Physiotherapy in Victoria, Westshore, Langford, for Shoulder
Q: I saw a physiotherapist after dislocating my left shoulder. She put me through a complete program until I was ready to get back to work. From start to finish, I was back on the job in eight weeks. How does that compare to other people?
A: Shoulder dislocations can be very complex and unforgiving when it comes to rehab and return-to-work. A simple, straightforward dislocation can be vastly different from a traumatic injury with soft tissue, cartilage, and capsular damage in and around the joint.
For someone to complete a conservative (nonoperative) treatment program in eight weeks and get back on-the-job is pretty good. Most patients with clinically stable shoulders (i.e., who have a negative apprehension test) are able to resume full physical activity about three months after the injury.
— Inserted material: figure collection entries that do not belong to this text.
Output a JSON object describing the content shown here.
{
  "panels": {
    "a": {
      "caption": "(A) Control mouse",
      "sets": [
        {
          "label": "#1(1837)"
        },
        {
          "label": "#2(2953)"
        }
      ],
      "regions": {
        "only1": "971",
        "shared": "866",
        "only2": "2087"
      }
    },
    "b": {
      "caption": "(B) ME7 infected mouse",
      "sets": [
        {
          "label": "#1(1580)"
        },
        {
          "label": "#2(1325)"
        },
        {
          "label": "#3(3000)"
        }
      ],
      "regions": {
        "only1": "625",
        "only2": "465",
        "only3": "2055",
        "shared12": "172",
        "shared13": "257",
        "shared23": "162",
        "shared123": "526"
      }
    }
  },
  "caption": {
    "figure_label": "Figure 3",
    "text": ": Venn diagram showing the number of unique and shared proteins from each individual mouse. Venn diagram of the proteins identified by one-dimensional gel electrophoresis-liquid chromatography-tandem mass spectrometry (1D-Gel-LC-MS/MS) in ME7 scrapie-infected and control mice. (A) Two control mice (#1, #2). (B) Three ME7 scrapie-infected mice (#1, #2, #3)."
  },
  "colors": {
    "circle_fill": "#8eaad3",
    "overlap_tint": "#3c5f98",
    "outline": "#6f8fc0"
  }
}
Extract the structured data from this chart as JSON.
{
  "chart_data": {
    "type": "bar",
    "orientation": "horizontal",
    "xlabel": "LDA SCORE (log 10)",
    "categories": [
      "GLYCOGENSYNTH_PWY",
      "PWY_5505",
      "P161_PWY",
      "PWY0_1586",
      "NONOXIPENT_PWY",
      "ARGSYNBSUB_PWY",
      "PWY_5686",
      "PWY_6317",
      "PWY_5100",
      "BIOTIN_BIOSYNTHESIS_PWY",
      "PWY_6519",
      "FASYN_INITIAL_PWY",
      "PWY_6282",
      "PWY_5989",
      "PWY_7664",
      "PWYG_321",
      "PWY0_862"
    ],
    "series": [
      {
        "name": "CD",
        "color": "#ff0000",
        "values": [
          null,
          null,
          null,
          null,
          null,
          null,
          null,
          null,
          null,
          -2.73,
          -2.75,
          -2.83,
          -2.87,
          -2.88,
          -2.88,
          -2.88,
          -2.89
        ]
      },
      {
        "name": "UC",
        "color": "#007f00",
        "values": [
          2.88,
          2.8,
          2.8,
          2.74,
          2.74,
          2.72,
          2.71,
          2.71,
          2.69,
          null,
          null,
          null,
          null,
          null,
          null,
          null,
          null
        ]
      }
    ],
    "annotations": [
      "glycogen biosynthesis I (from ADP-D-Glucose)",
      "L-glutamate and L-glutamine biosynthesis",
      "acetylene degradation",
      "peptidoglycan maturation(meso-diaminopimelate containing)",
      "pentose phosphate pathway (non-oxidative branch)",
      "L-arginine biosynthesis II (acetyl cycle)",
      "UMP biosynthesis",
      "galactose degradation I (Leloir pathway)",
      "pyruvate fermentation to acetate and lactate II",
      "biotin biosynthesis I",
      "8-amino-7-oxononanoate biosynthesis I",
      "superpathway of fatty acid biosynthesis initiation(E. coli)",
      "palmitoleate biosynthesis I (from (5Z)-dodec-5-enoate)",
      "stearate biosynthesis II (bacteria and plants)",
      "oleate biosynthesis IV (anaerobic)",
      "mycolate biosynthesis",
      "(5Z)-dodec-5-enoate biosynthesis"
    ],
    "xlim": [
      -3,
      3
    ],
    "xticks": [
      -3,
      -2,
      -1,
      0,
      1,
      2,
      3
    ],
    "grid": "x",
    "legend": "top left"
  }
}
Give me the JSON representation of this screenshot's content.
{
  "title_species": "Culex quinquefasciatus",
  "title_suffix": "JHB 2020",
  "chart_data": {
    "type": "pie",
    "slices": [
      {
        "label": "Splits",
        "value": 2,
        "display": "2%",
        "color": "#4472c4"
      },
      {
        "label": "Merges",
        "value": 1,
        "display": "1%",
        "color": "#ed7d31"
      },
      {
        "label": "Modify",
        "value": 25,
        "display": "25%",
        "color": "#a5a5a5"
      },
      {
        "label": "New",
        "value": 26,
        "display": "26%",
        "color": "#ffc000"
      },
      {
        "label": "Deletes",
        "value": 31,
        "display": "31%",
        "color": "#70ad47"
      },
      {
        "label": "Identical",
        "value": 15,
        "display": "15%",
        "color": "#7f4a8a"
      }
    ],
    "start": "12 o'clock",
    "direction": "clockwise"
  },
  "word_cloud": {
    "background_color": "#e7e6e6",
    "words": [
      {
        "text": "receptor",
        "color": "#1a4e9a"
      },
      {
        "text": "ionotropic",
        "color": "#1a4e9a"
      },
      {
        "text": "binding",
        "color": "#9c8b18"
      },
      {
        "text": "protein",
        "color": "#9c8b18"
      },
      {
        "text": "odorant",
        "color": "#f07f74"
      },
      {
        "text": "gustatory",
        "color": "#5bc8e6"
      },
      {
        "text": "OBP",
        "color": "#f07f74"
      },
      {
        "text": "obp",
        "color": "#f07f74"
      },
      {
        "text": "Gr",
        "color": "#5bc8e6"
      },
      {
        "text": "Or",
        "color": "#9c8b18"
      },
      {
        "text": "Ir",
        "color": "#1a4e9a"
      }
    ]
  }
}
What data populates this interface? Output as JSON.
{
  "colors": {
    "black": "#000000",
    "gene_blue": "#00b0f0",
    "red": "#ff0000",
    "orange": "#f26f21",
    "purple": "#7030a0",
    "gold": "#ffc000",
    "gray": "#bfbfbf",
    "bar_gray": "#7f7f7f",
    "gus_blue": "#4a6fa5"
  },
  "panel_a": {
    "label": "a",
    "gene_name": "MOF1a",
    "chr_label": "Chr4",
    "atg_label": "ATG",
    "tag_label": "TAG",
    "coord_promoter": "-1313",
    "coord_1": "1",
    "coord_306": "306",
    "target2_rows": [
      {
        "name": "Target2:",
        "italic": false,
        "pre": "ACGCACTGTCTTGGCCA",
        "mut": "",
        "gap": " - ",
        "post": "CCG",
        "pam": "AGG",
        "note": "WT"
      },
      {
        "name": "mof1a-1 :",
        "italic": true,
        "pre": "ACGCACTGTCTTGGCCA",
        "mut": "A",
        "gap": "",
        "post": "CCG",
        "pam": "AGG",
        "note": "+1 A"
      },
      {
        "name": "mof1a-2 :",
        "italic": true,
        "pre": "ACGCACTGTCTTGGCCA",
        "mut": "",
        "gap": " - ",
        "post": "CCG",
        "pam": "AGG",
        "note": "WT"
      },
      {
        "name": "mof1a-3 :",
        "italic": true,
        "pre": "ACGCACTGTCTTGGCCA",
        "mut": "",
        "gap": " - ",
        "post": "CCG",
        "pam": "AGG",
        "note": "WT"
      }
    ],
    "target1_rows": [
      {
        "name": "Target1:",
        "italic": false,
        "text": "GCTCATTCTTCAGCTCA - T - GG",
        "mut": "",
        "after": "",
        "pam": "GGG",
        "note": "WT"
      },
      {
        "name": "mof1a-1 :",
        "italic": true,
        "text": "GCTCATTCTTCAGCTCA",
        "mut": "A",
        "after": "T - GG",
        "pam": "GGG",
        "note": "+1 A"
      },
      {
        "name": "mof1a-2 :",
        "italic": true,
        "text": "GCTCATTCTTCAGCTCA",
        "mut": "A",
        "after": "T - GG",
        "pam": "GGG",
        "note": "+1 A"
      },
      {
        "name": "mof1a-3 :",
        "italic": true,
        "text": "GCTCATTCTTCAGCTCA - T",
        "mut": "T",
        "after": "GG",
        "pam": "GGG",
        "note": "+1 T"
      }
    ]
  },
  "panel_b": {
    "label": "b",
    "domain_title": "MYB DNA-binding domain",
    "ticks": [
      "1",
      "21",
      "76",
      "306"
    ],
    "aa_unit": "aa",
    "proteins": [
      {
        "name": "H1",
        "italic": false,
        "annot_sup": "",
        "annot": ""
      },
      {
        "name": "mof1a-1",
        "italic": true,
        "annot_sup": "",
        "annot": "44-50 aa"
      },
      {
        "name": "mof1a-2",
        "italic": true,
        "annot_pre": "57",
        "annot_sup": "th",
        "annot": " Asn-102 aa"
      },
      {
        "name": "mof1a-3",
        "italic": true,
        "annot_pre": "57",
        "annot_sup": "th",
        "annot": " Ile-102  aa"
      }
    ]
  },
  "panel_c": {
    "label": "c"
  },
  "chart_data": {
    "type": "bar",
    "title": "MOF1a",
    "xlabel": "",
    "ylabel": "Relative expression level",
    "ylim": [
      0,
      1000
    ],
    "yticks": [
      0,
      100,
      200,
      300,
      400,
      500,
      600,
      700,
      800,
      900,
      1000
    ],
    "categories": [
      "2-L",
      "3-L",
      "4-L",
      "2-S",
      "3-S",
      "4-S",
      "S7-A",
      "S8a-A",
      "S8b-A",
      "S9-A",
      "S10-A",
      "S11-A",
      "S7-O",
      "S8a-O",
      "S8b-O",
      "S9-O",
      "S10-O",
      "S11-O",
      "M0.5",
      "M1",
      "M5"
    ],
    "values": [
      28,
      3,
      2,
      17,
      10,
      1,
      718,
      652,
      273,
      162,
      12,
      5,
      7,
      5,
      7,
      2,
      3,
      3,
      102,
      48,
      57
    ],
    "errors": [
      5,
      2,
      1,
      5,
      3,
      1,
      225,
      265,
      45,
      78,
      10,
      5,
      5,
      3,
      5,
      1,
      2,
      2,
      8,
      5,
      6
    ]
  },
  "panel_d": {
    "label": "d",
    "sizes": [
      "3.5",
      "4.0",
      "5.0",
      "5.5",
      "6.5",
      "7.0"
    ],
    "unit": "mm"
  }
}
There is always a risk of recurrence after a traumatic dislocation. This may not happen at first while you are being cautious in how you use the arm. If the shoulder dislocates a second time, studies show this is most likely 10 to 17 months after the first injury.
Age is a factor in second (recurrent) shoulder dislocations. Younger adults tend to have the highest rate of shoulder redislocations. Older (perhaps less active) adults have a lower risk of redislocation.
Reference: Ori Safran, MD, et al. Accuracy of the Anterior Apprehension Test as a Predictor of Risk for Redislocation After a First Traumatic Shoulder Dislocation. In The American Journal of Sports Medicine. May 2010. Vol. 38. No. 5. Pp. 972-975.